Questa, in breve, la ricostruzione storica di quanto è accaduto. La possibilità di trascrivere alcune frasi pronunciate dai protagonisti, in corsivo nel testo, rende ancora più viva l’immagine di una sconfitta che poteva essere evitata se il mondo cristiano avesse realizzato cosa significava, all’epoca, la perdita di Rodi. Anche gli strateghi cristiani, a differenza di quelli ottomani, negli anni successivi, non si resero conto che la perdita di Rodi era la rinuncia ad un baluardo avanzato per contenere il predominio ottomano sul mare.
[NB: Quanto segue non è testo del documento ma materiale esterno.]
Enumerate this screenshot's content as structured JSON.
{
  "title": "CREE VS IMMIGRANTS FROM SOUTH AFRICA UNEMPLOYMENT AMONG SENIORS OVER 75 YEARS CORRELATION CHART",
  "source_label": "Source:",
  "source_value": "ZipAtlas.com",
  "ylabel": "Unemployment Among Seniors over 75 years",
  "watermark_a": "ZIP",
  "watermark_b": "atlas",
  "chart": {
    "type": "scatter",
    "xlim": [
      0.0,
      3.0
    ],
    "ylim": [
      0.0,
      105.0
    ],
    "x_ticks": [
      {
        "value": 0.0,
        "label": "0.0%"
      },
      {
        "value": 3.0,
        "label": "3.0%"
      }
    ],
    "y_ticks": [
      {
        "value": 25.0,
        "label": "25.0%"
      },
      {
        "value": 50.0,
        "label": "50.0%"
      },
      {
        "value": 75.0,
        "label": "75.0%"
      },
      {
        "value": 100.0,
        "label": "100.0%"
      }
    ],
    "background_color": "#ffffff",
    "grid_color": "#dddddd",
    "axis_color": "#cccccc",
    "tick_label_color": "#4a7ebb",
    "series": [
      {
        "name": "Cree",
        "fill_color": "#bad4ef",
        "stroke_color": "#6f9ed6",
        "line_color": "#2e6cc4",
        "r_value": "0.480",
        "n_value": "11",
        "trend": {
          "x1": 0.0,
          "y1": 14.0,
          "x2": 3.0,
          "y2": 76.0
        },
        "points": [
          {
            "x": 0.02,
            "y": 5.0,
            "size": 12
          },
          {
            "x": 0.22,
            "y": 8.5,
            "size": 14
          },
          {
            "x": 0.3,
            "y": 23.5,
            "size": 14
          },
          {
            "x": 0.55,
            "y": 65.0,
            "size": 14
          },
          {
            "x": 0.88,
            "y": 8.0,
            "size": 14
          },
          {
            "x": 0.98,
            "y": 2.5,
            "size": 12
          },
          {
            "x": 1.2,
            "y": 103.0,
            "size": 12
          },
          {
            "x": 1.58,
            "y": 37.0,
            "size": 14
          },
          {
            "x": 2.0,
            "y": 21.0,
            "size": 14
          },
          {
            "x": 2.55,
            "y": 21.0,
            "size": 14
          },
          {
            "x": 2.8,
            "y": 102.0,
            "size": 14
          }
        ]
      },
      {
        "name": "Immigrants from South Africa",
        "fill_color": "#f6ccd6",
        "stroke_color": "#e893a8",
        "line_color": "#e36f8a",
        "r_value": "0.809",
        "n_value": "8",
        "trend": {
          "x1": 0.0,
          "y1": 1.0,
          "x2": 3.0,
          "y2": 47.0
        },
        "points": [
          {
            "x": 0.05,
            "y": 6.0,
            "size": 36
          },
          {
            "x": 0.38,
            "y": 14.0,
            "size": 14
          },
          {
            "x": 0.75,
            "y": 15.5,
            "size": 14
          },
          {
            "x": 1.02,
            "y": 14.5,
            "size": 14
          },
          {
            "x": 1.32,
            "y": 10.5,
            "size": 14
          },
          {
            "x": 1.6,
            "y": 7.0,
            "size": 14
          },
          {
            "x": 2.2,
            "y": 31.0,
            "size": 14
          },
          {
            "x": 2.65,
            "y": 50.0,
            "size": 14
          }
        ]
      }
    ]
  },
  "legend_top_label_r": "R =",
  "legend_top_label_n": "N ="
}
Per sette anni l’Ordine di San Giovanni peregrinava per vari luoghi (Creta, Messina, Viterbo, Nizza), fino a quando, nel 1530, Carlo V non consentiva ai Cavalieri di insediarsi sull’isola di Malta. Tra quelli che si imbarcarono a Rodi c’era il Cavaliere Jean Parisot de la Valette. Da quel momento l’Ordine prendeva il nome di Cavalieri di Malta e proprio Parisot de la Valette ne diventava il primo Gran Maestro. Solimano, nonostante gli sforzi compiuti, non riuscirà mai ad impadronirsi dell’isola come aveva fatto con Rodi.

Ma quella dei Cavalieri di Malta e del loro odierno Status giuridico é…..un’altra storia.